Vaporized cannabis and concurrent cannabis and alcohol intake are commonplace. We evaluated the subjective effects of cannabis, with and without alcohol, relative to blood and oral fluid (OF, advantageous for cannabis exposure screening) cannabinoid concentrations and OF/blood and OF/plasma vaporized-cannabinoid relationships. Healthy adult occasional-to-moderate cannabis smokers received a vaporized placebo or active cannabis (2.9% and 6.7% Δ(9) -tetrahydrocannabinol, THC) with or without oral low-dose alcohol (~0.065g/210L peak breath alcohol concentration [BrAC]) in a within-subjects design. Blood and OF were collected up to 8.3 h post-dose and subjective effects measured at matched time points with visual-analogue scales and 5-point Likert scales. Linear mixed models evaluated subjective effects by THC concentration, BrAC, and interactions. Effects by time point were evaluated by dose-wise analysis of variance (ANOVA). OF versus blood or plasma cannabinoid ratios and correlations were evaluated in paired-positive specimens. Nineteen participants (13 men) completed the study. Blood THC concentration or BrAC significantly associated with subjective effects including 'high', while OF contamination prevented significant OF concentration associations <1.4 h post-dose. Subjective effects persisted through 3.3-4.3 h, with alcohol potentiating the duration of the cannabis effects. Effect-versus-THC concentration and effect-versus-alcohol concentration hystereses were counterclockwise and clockwise, respectively. OF/blood and OF/plasma THC significantly correlated (all Spearman r≥0.71), but variability was high. Vaporized cannabis subjective effects were similar to those previously reported after smoking, with duration extended by concurrent alcohol. Cannabis intake was identified by OF testing, but OF concentration variability limited interpretation. Blood THC concentrations were more consistent across subjects and more accurate at predicting cannabis' subjective effects. Copyright © 2015 John Wiley & Sons, Ltd.
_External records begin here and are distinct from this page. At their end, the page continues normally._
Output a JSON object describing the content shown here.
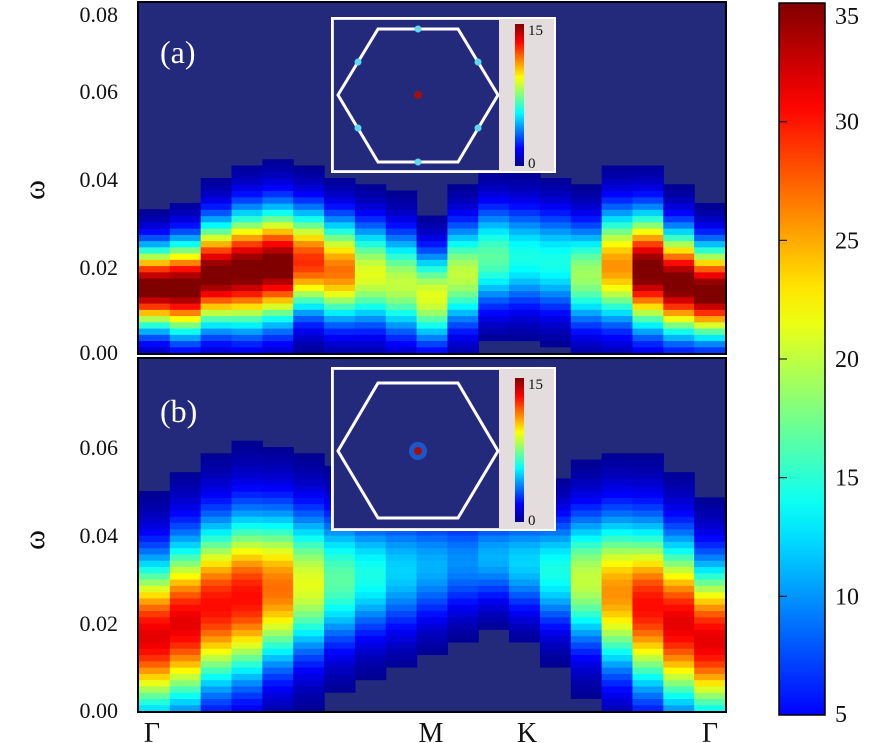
{
  "chart_data": {
    "type": "heatmap",
    "colormap": "jet",
    "colorbar": {
      "min": 5,
      "max": 35,
      "ticks": [
        "35",
        "30",
        "25",
        "20",
        "15",
        "10",
        "5"
      ]
    },
    "x_ticks": [
      "Γ",
      "M",
      "K",
      "Γ"
    ],
    "panels": [
      {
        "label": "(a)",
        "ylabel": "ω",
        "ylim": [
          0,
          0.08
        ],
        "y_ticks": [
          "0.08",
          "0.06",
          "0.04",
          "0.02",
          "0.00"
        ],
        "columns": [
          {
            "center": 0.015,
            "width": 0.008,
            "peak": 36
          },
          {
            "center": 0.015,
            "width": 0.009,
            "peak": 36
          },
          {
            "center": 0.018,
            "width": 0.01,
            "peak": 36
          },
          {
            "center": 0.019,
            "width": 0.011,
            "peak": 36
          },
          {
            "center": 0.02,
            "width": 0.011,
            "peak": 36
          },
          {
            "center": 0.021,
            "width": 0.01,
            "peak": 30
          },
          {
            "center": 0.019,
            "width": 0.01,
            "peak": 28
          },
          {
            "center": 0.018,
            "width": 0.01,
            "peak": 23
          },
          {
            "center": 0.016,
            "width": 0.01,
            "peak": 22
          },
          {
            "center": 0.013,
            "width": 0.009,
            "peak": 23
          },
          {
            "center": 0.018,
            "width": 0.01,
            "peak": 22
          },
          {
            "center": 0.022,
            "width": 0.01,
            "peak": 19
          },
          {
            "center": 0.022,
            "width": 0.01,
            "peak": 17
          },
          {
            "center": 0.021,
            "width": 0.01,
            "peak": 17
          },
          {
            "center": 0.018,
            "width": 0.01,
            "peak": 21
          },
          {
            "center": 0.02,
            "width": 0.011,
            "peak": 27
          },
          {
            "center": 0.019,
            "width": 0.011,
            "peak": 36
          },
          {
            "center": 0.016,
            "width": 0.01,
            "peak": 36
          },
          {
            "center": 0.014,
            "width": 0.009,
            "peak": 36
          }
        ]
      },
      {
        "label": "(b)",
        "ylabel": "ω",
        "ylim": [
          0,
          0.08
        ],
        "y_ticks": [
          "0.06",
          "0.04",
          "0.02",
          "0.00"
        ],
        "columns": [
          {
            "center": 0.017,
            "width": 0.015,
            "peak": 32
          },
          {
            "center": 0.02,
            "width": 0.016,
            "peak": 32
          },
          {
            "center": 0.024,
            "width": 0.016,
            "peak": 31
          },
          {
            "center": 0.026,
            "width": 0.016,
            "peak": 31
          },
          {
            "center": 0.028,
            "width": 0.015,
            "peak": 28
          },
          {
            "center": 0.029,
            "width": 0.014,
            "peak": 23
          },
          {
            "center": 0.03,
            "width": 0.013,
            "peak": 19
          },
          {
            "center": 0.031,
            "width": 0.012,
            "peak": 17
          },
          {
            "center": 0.032,
            "width": 0.012,
            "peak": 15
          },
          {
            "center": 0.033,
            "width": 0.011,
            "peak": 14
          },
          {
            "center": 0.034,
            "width": 0.01,
            "peak": 13
          },
          {
            "center": 0.035,
            "width": 0.009,
            "peak": 14
          },
          {
            "center": 0.034,
            "width": 0.01,
            "peak": 15
          },
          {
            "center": 0.032,
            "width": 0.011,
            "peak": 17
          },
          {
            "center": 0.03,
            "width": 0.013,
            "peak": 22
          },
          {
            "center": 0.027,
            "width": 0.015,
            "peak": 27
          },
          {
            "center": 0.024,
            "width": 0.016,
            "peak": 31
          },
          {
            "center": 0.02,
            "width": 0.016,
            "peak": 32
          },
          {
            "center": 0.016,
            "width": 0.015,
            "peak": 32
          }
        ]
      }
    ],
    "insets": [
      {
        "panel": "(a)",
        "colorbar_ticks": [
          "15",
          "0"
        ],
        "center_spot": "dark-red",
        "vertex_spots": "cyan"
      },
      {
        "panel": "(b)",
        "colorbar_ticks": [
          "15",
          "0"
        ],
        "center_spot": "dark-red",
        "vertex_spots": "none"
      }
    ]
  }
}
Keywords: alcohol; blood; cannabis; oral fluid; subjective.

Copyright © 2015 John Wiley & Sons, Ltd.

Figures

Figure 1
Figure 1
Median [interquartile range] “high” and “stoned” visual-analogue scales (VAS) results versus time in 19 participants after low (2.9% THC) and high (6.7% THC) vaporized cannabis doses with and without low-dose oral alcohol. All VAS were out of 100.
Figure 2
Figure 2
Median “high” and “stoned” visual-analogue scales (VAS) results versus median blood Δ9-tetrahydrocannabinol (THC) concentrations, oral fluid (OF) THC, and breath alcohol concentration (BrAC) in 19 participants after placebo, low (2.9% THC) and high (6.7% THC) vaporized cannabis doses with and without low-dose oral alcohol. Counterclockwise and clockwise arrows represent hysteresis curve progressions over time.
Figure 3
Figure 3
Oral fluid (OF) Δ9-tetrahydrocannabinol (THC) concentrations versus blood (A) and plasma (B) THC, and least-squares linear regressions from 19 participants after low (2.9% THC) and high (6.7% THC) vaporized cannabis doses with and without low-dose oral alcohol. Insets illustrate (zoom) densest regions; note graph scales. OF significantly correlated (p<0.001) with blood and plasma (Spearman r≥0.7066 in either matrix for every dose). See Supplemental Table 5 for regression equations and comparisons.
Figure 4
Figure 4
Median [range] oral fluid (OF)/blood and OF/plasma Δ9-tetrahydrocannabinol (THC) and 11-nor-9-carboxy-THC (THCCOOH) ratios over time in paired-positive specimens from 19 participants after low (2.9% THC) and high (6.7% THC) vaporized cannabis doses.